Many of Bernie Sanders’ policies would make America a lot more like Denmark, and David Brooks complains that the country would become “a lot less vibrant” as a result. This tired canard came in for a lot of well-earned criticism on the NYT letters page: it turns out that America’s current vibrancy doesn’t look so hot to those who are young, poor, middle-income, upper-middle-income, minority, or female. Which is to say everyone except David Brooks and the rest of the plutocracy.

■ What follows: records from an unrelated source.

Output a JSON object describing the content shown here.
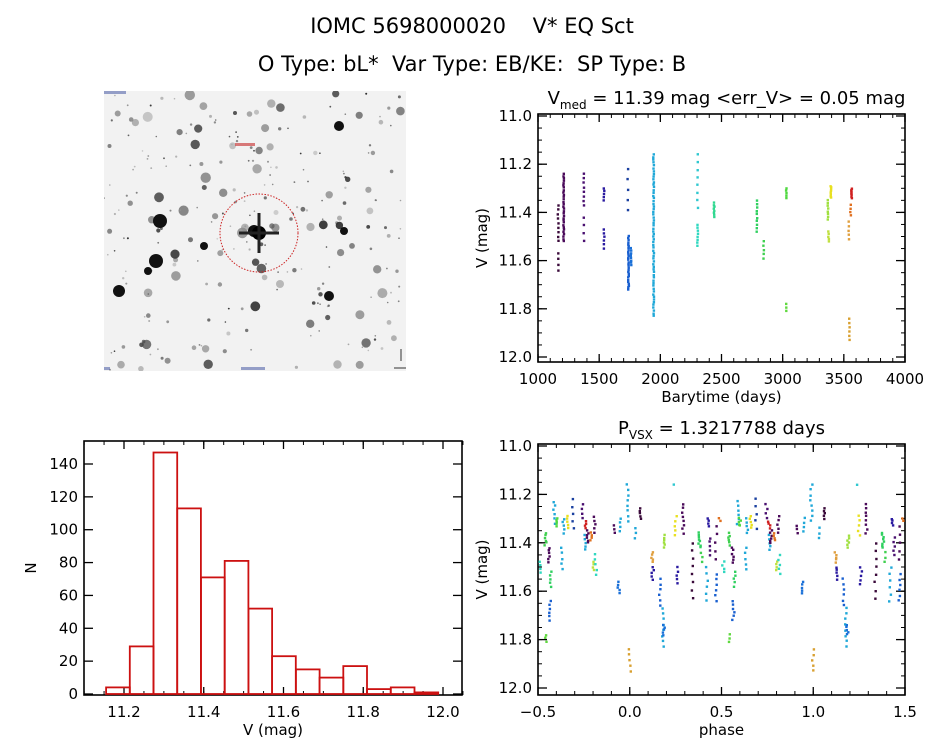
{
  "header": {
    "title_line1": "IOMC 5698000020    V* EQ Sct",
    "title_line2": "O Type: bL*  Var Type: EB/KE:  SP Type: B"
  },
  "image_panel": {
    "description": "finder chart (inverted grayscale DSS image) with red circle marking target",
    "marker_color": "#cc2222"
  },
  "chart_data": [
    {
      "id": "lightcurve",
      "type": "scatter",
      "title_main": "V",
      "title_sub": "med",
      "title_rest": " = 11.39 mag <err_V> = 0.05 mag",
      "xlabel": "Barytime (days)",
      "ylabel": "V (mag)",
      "xlim": [
        1000,
        4000
      ],
      "ylim": [
        12.0,
        11.0
      ],
      "y_inverted": true,
      "xticks": [
        "1000",
        "1500",
        "2000",
        "2500",
        "3000",
        "3500",
        "4000"
      ],
      "yticks": [
        "11.0",
        "11.2",
        "11.4",
        "11.6",
        "11.8",
        "12.0"
      ],
      "clusters": [
        {
          "t": 1165,
          "v": [
            11.37,
            11.52
          ],
          "n": 9,
          "color": "#3a0a3a"
        },
        {
          "t": 1165,
          "v": [
            11.57,
            11.64
          ],
          "n": 4,
          "color": "#3a0a3a"
        },
        {
          "t": 1210,
          "v": [
            11.24,
            11.52
          ],
          "n": 30,
          "color": "#4a0a5a"
        },
        {
          "t": 1375,
          "v": [
            11.24,
            11.37
          ],
          "n": 8,
          "color": "#4a1070"
        },
        {
          "t": 1375,
          "v": [
            11.42,
            11.52
          ],
          "n": 4,
          "color": "#4a1070"
        },
        {
          "t": 1540,
          "v": [
            11.3,
            11.35
          ],
          "n": 5,
          "color": "#2a1aa0"
        },
        {
          "t": 1540,
          "v": [
            11.47,
            11.55
          ],
          "n": 6,
          "color": "#2a1aa0"
        },
        {
          "t": 1735,
          "v": [
            11.22,
            11.39
          ],
          "n": 5,
          "color": "#1a40a0"
        },
        {
          "t": 1740,
          "v": [
            11.5,
            11.72
          ],
          "n": 28,
          "color": "#1a60d0"
        },
        {
          "t": 1760,
          "v": [
            11.55,
            11.62
          ],
          "n": 8,
          "color": "#1a70d8"
        },
        {
          "t": 1945,
          "v": [
            11.16,
            11.83
          ],
          "n": 60,
          "color": "#20a8d8"
        },
        {
          "t": 2305,
          "v": [
            11.16,
            11.38
          ],
          "n": 8,
          "color": "#30c8d0"
        },
        {
          "t": 2305,
          "v": [
            11.45,
            11.54
          ],
          "n": 8,
          "color": "#30d8c0"
        },
        {
          "t": 2440,
          "v": [
            11.36,
            11.42
          ],
          "n": 8,
          "color": "#30d890"
        },
        {
          "t": 2790,
          "v": [
            11.35,
            11.48
          ],
          "n": 10,
          "color": "#30d060"
        },
        {
          "t": 2845,
          "v": [
            11.52,
            11.59
          ],
          "n": 5,
          "color": "#40d050"
        },
        {
          "t": 3030,
          "v": [
            11.3,
            11.34
          ],
          "n": 5,
          "color": "#50d840"
        },
        {
          "t": 3030,
          "v": [
            11.78,
            11.81
          ],
          "n": 3,
          "color": "#60d840"
        },
        {
          "t": 3370,
          "v": [
            11.35,
            11.43
          ],
          "n": 8,
          "color": "#a0e040"
        },
        {
          "t": 3375,
          "v": [
            11.48,
            11.52
          ],
          "n": 5,
          "color": "#c0e040"
        },
        {
          "t": 3395,
          "v": [
            11.29,
            11.34
          ],
          "n": 8,
          "color": "#e8e020"
        },
        {
          "t": 3540,
          "v": [
            11.44,
            11.51
          ],
          "n": 5,
          "color": "#e0a040"
        },
        {
          "t": 3545,
          "v": [
            11.84,
            11.93
          ],
          "n": 6,
          "color": "#d8a030"
        },
        {
          "t": 3555,
          "v": [
            11.37,
            11.41
          ],
          "n": 4,
          "color": "#e07020"
        },
        {
          "t": 3565,
          "v": [
            11.3,
            11.34
          ],
          "n": 8,
          "color": "#d02020"
        }
      ]
    },
    {
      "id": "histogram",
      "type": "bar",
      "title": "",
      "xlabel": "V (mag)",
      "ylabel": "N",
      "xlim": [
        11.1,
        12.05
      ],
      "ylim": [
        0,
        154
      ],
      "xticks": [
        "11.2",
        "11.4",
        "11.6",
        "11.8",
        "12.0"
      ],
      "yticks": [
        "0",
        "20",
        "40",
        "60",
        "80",
        "100",
        "120",
        "140"
      ],
      "bin_start": 11.155,
      "bin_width": 0.0595,
      "values": [
        4,
        29,
        147,
        113,
        71,
        81,
        52,
        23,
        15,
        10,
        17,
        3,
        4,
        1
      ],
      "bar_color": "#cc1111"
    },
    {
      "id": "phased",
      "type": "scatter",
      "title_main": "P",
      "title_sub": "VSX",
      "title_rest": " = 1.3217788 days",
      "xlabel": "phase",
      "ylabel": "V (mag)",
      "xlim": [
        -0.5,
        1.5
      ],
      "ylim": [
        12.0,
        11.0
      ],
      "y_inverted": true,
      "period_repeat": 1.0,
      "xticks": [
        "-0.5",
        "0.0",
        "0.5",
        "1.0",
        "1.5"
      ],
      "yticks": [
        "11.0",
        "11.2",
        "11.4",
        "11.6",
        "11.8",
        "12.0"
      ],
      "clusters": [
        {
          "p": -0.49,
          "v": [
            11.48,
            11.52
          ],
          "n": 4,
          "color": "#30d8c0"
        },
        {
          "p": -0.46,
          "v": [
            11.36,
            11.41
          ],
          "n": 6,
          "color": "#40d050"
        },
        {
          "p": -0.455,
          "v": [
            11.78,
            11.81
          ],
          "n": 3,
          "color": "#60d840"
        },
        {
          "p": -0.44,
          "v": [
            11.42,
            11.48
          ],
          "n": 6,
          "color": "#4a0a5a"
        },
        {
          "p": -0.43,
          "v": [
            11.52,
            11.58
          ],
          "n": 5,
          "color": "#30d060"
        },
        {
          "p": -0.435,
          "v": [
            11.64,
            11.72
          ],
          "n": 6,
          "color": "#1a60d0"
        },
        {
          "p": -0.41,
          "v": [
            11.23,
            11.32
          ],
          "n": 6,
          "color": "#20a8d8"
        },
        {
          "p": -0.4,
          "v": [
            11.3,
            11.33
          ],
          "n": 5,
          "color": "#50d840"
        },
        {
          "p": -0.37,
          "v": [
            11.42,
            11.51
          ],
          "n": 5,
          "color": "#20a8d8"
        },
        {
          "p": -0.36,
          "v": [
            11.3,
            11.36
          ],
          "n": 5,
          "color": "#20a8d8"
        },
        {
          "p": -0.34,
          "v": [
            11.29,
            11.34
          ],
          "n": 5,
          "color": "#e8e020"
        },
        {
          "p": -0.31,
          "v": [
            11.22,
            11.34
          ],
          "n": 5,
          "color": "#1a40a0"
        },
        {
          "p": -0.255,
          "v": [
            11.24,
            11.3
          ],
          "n": 4,
          "color": "#4a1070"
        },
        {
          "p": -0.24,
          "v": [
            11.31,
            11.34
          ],
          "n": 4,
          "color": "#d02020"
        },
        {
          "p": -0.24,
          "v": [
            11.37,
            11.43
          ],
          "n": 5,
          "color": "#20a8d8"
        },
        {
          "p": -0.23,
          "v": [
            11.35,
            11.4
          ],
          "n": 6,
          "color": "#4a0a5a"
        },
        {
          "p": -0.21,
          "v": [
            11.36,
            11.39
          ],
          "n": 4,
          "color": "#e07020"
        },
        {
          "p": -0.2,
          "v": [
            11.48,
            11.51
          ],
          "n": 4,
          "color": "#c0e040"
        },
        {
          "p": -0.19,
          "v": [
            11.29,
            11.36
          ],
          "n": 5,
          "color": "#4a0a5a"
        },
        {
          "p": -0.185,
          "v": [
            11.45,
            11.53
          ],
          "n": 5,
          "color": "#30d8c0"
        },
        {
          "p": -0.085,
          "v": [
            11.33,
            11.36
          ],
          "n": 3,
          "color": "#4a0a5a"
        },
        {
          "p": -0.06,
          "v": [
            11.56,
            11.61
          ],
          "n": 5,
          "color": "#1a70d8"
        },
        {
          "p": -0.05,
          "v": [
            11.3,
            11.35
          ],
          "n": 4,
          "color": "#20a8d8"
        },
        {
          "p": -0.01,
          "v": [
            11.16,
            11.31
          ],
          "n": 8,
          "color": "#20a8d8"
        },
        {
          "p": 0.0,
          "v": [
            11.84,
            11.93
          ],
          "n": 5,
          "color": "#d8a030"
        },
        {
          "p": 0.03,
          "v": [
            11.34,
            11.38
          ],
          "n": 3,
          "color": "#20a8d8"
        },
        {
          "p": 0.06,
          "v": [
            11.26,
            11.3
          ],
          "n": 5,
          "color": "#3a0a3a"
        },
        {
          "p": 0.12,
          "v": [
            11.44,
            11.48
          ],
          "n": 5,
          "color": "#e0a040"
        },
        {
          "p": 0.125,
          "v": [
            11.5,
            11.55
          ],
          "n": 5,
          "color": "#2a1aa0"
        },
        {
          "p": 0.165,
          "v": [
            11.55,
            11.66
          ],
          "n": 6,
          "color": "#1a60d0"
        },
        {
          "p": 0.18,
          "v": [
            11.67,
            11.83
          ],
          "n": 8,
          "color": "#20a8d8"
        },
        {
          "p": 0.185,
          "v": [
            11.74,
            11.78
          ],
          "n": 5,
          "color": "#1a70d8"
        },
        {
          "p": 0.19,
          "v": [
            11.37,
            11.42
          ],
          "n": 6,
          "color": "#a0e040"
        },
        {
          "p": 0.235,
          "v": [
            11.16,
            11.17
          ],
          "n": 1,
          "color": "#30c8d0"
        },
        {
          "p": 0.25,
          "v": [
            11.29,
            11.37
          ],
          "n": 5,
          "color": "#e8e020"
        },
        {
          "p": 0.26,
          "v": [
            11.5,
            11.57
          ],
          "n": 5,
          "color": "#2a1aa0"
        },
        {
          "p": 0.29,
          "v": [
            11.24,
            11.36
          ],
          "n": 8,
          "color": "#4a0a5a"
        },
        {
          "p": 0.34,
          "v": [
            11.4,
            11.63
          ],
          "n": 8,
          "color": "#3a0a3a"
        },
        {
          "p": 0.38,
          "v": [
            11.36,
            11.42
          ],
          "n": 8,
          "color": "#30d060"
        },
        {
          "p": 0.39,
          "v": [
            11.44,
            11.48
          ],
          "n": 3,
          "color": "#40d050"
        },
        {
          "p": 0.42,
          "v": [
            11.5,
            11.64
          ],
          "n": 6,
          "color": "#20a8d8"
        },
        {
          "p": 0.43,
          "v": [
            11.3,
            11.33
          ],
          "n": 4,
          "color": "#2a1aa0"
        },
        {
          "p": 0.44,
          "v": [
            11.38,
            11.45
          ],
          "n": 5,
          "color": "#4a1070"
        },
        {
          "p": 0.47,
          "v": [
            11.33,
            11.47
          ],
          "n": 5,
          "color": "#4a0a5a"
        },
        {
          "p": 0.47,
          "v": [
            11.53,
            11.64
          ],
          "n": 6,
          "color": "#1a60d0"
        },
        {
          "p": 0.49,
          "v": [
            11.3,
            11.31
          ],
          "n": 2,
          "color": "#e07020"
        }
      ]
    }
  ]
}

That’s a fair point, but I have a different beef, which is: What on earth does Brooks mean by vibrancy? Denmark has a lively music scene, an enviably inventive cuisine, and the 7th-highest number of patent applications per capita in the world. Denmark has long been an international leader in design and continues to build exceptional architecture. Danish urban planning arguably leads the world in the creation of vibrant (yes, vibrant) urban spaces. Denmark recently built an amazing bridge-tunnel to Sweden, for Pete’s sake, and here in the US we can’t even build a simple tunnel under the Hudson river.
And Denmark is among the world’s happiest countries, which surely counts for something.
But perhaps Brooks doesn’t care about infrastructure, culture or happiness when he frets about a lack of vibrancy in Denmark–perhaps he only cares about economic growth. But then there’s this:
There’s no lack of vibrancy here. Denmark’s GDP per capita is 10-20% lower than the US, and always has been. Or, to put it differently, the Danish economy was about as well-off at any point in time as the American economy had been 5-10 years earlier. If vibrancy means economic growth over the long term—and why else would we care about it?—then it is simply wrong to suggest that Denmark is any less vibrant than the US.
Whether or not Sanders’ specific proposals are good ones is a separate matter. But this is a debate that should be had on the basis of known facts, not on the basis of unchallenged talking points, either from the left or the right. If Brooks wants to weigh in, he ought to at least spend the 5 minutes on Google that it takes to verify his most basic premises.
But there is a deeper problem here, and that is with the old assumption that there must be a tradeoff between equity and efficiency, and that too much equality will lead to economic stagnation. But careful theoretical work in economics by Rebecca Blank, Pranab Bardhan and others has shown that increasing equity doesn’t necessarily reduce efficiency, and in some case greater equity leads to greater efficiency. That can happen, for example, if borrowing constraints prevent low-income people from making productive investments in their own education or health. Moreover, actual examples of a hard tradeoff between equity and efficiency are hard to find in the real world.
The assumption of an equity-efficiency tradeoff is one of those Republican shibboleths that just goes shambling along, with no real evidence or justification, never to die a natural death. David Brooks may prefer a more vibrant country, but he’ll have to shed his own sluggishness to get there.